Gabi Zimmer, chair of the GUE/NGL in the European Parliament said, "The Commission has let the cat out of the bag. In future, Commission officials and accountants will take political decisions, not the EU's democratically-elected representatives. The Commission wants to determine on its own whether or not democratic regulations are effective for the internal market. It will even go so far as to let the Maternity Leave Directive, decided by the European Parliament, to be taken off the table completely."
Valeria Ronzitti, CEEP (European Centre of Employers and Enterprises providing Public Services) general secretary said, "It is clear that 'Better regulation' cannot be achieved by the European Commission alone and has to receive a strong commitment from the co-legislators. The Communication on Better Regulation would only have a symbolic effect without the adoption of a new inter-institutional agreement.
“What is good on paper needs now to be implemented in practice, and CEEP will give a "vigilant support" to the package. We need to make sure it will translate in a more inclusive approach to EU policy making, notably by the involvement of EU social partners in the REFIT platform.”
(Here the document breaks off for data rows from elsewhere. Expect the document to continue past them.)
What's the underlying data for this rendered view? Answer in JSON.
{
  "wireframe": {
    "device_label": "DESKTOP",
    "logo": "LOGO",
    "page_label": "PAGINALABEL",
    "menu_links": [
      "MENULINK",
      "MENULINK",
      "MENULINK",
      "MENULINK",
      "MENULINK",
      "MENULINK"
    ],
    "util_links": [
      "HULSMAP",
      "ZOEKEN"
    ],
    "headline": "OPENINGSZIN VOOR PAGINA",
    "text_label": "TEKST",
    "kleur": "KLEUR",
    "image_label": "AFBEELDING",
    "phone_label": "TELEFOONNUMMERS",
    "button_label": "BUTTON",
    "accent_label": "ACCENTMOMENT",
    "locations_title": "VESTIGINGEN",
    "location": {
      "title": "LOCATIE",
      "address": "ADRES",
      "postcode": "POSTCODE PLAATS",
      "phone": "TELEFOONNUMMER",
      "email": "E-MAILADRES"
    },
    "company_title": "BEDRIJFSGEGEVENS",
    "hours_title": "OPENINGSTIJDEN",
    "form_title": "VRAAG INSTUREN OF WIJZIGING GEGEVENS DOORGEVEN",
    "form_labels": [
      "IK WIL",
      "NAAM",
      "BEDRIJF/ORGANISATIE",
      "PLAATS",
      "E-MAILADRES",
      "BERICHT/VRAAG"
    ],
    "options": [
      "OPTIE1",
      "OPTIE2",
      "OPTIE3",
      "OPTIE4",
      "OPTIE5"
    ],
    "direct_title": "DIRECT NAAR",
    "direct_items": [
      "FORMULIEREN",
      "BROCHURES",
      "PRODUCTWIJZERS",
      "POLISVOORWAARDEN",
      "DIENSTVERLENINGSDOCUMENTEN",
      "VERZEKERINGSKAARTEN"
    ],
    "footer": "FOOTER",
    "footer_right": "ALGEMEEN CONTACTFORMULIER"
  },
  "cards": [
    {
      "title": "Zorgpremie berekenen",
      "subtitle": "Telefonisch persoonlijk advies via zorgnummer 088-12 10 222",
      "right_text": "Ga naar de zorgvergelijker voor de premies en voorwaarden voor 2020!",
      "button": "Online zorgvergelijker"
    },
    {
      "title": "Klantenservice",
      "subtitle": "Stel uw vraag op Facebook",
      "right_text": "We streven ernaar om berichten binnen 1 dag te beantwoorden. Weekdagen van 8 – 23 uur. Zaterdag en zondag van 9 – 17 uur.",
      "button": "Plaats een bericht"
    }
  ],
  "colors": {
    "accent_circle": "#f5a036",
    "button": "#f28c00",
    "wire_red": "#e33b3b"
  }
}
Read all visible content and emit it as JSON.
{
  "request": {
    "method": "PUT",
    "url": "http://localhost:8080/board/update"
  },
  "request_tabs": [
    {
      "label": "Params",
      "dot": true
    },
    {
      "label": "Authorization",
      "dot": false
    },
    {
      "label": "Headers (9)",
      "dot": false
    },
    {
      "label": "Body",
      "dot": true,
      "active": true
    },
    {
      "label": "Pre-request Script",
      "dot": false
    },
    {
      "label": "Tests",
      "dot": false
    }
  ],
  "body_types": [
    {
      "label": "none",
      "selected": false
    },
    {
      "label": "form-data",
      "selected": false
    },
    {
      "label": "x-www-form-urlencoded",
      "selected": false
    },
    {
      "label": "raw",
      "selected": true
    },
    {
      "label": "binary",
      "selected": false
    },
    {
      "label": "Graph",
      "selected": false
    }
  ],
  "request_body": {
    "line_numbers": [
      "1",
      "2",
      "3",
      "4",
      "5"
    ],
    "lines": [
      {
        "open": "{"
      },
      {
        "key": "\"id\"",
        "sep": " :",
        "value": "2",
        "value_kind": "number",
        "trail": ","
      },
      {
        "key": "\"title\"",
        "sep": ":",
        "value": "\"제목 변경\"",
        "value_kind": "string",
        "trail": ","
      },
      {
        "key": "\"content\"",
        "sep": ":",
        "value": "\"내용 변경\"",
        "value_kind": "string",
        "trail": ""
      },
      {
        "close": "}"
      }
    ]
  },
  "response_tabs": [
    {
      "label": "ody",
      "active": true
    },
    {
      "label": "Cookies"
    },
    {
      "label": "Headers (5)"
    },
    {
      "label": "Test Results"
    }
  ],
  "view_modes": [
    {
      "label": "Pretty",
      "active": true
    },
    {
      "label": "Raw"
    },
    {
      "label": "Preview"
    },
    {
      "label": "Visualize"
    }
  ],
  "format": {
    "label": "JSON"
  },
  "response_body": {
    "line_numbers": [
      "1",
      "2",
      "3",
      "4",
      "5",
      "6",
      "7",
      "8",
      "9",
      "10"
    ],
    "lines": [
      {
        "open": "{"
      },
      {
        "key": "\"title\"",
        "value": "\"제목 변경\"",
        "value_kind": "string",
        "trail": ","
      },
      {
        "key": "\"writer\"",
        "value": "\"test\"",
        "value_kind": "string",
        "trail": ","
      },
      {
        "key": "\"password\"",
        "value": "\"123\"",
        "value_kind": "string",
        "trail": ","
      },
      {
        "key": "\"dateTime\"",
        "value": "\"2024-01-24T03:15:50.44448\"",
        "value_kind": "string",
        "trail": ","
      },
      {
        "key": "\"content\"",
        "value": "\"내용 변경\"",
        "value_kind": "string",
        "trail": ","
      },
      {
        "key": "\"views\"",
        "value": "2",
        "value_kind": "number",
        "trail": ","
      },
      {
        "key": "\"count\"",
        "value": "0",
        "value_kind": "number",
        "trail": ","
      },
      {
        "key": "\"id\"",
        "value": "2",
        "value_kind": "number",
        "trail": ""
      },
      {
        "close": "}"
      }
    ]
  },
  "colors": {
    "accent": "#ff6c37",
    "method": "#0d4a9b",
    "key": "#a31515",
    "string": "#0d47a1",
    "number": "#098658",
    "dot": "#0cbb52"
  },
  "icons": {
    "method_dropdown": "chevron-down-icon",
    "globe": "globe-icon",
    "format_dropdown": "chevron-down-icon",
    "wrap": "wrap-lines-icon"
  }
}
Adrian Joyce, secretary general of EuroACE, said, "[Better Regulation] is an opportunity to create an ambitious and effective legislative frameork with which the energy efficiency in buildings sector can flourish."
Jean-Claude Juncker, the President of the European Commission, pledged to refocus the EU executive on the bigger political issues of the day and cut regulations seen as unnecessary or hampering business activity.
Juncker appointed his First Vice-President Frans Timmermans to a new role, watching over the subsidiarity principle, whereby the EU should only intervene where it can act more effectively than national or local governments.
The Council of the EU and European Parliament make amendments to draft law. The better regulation strategy calls for substantive amendment to be scrutinised by experts.
- End of June: Recruitment for the external members of the Regulatory Scrutiny Board and the REFIT Platform.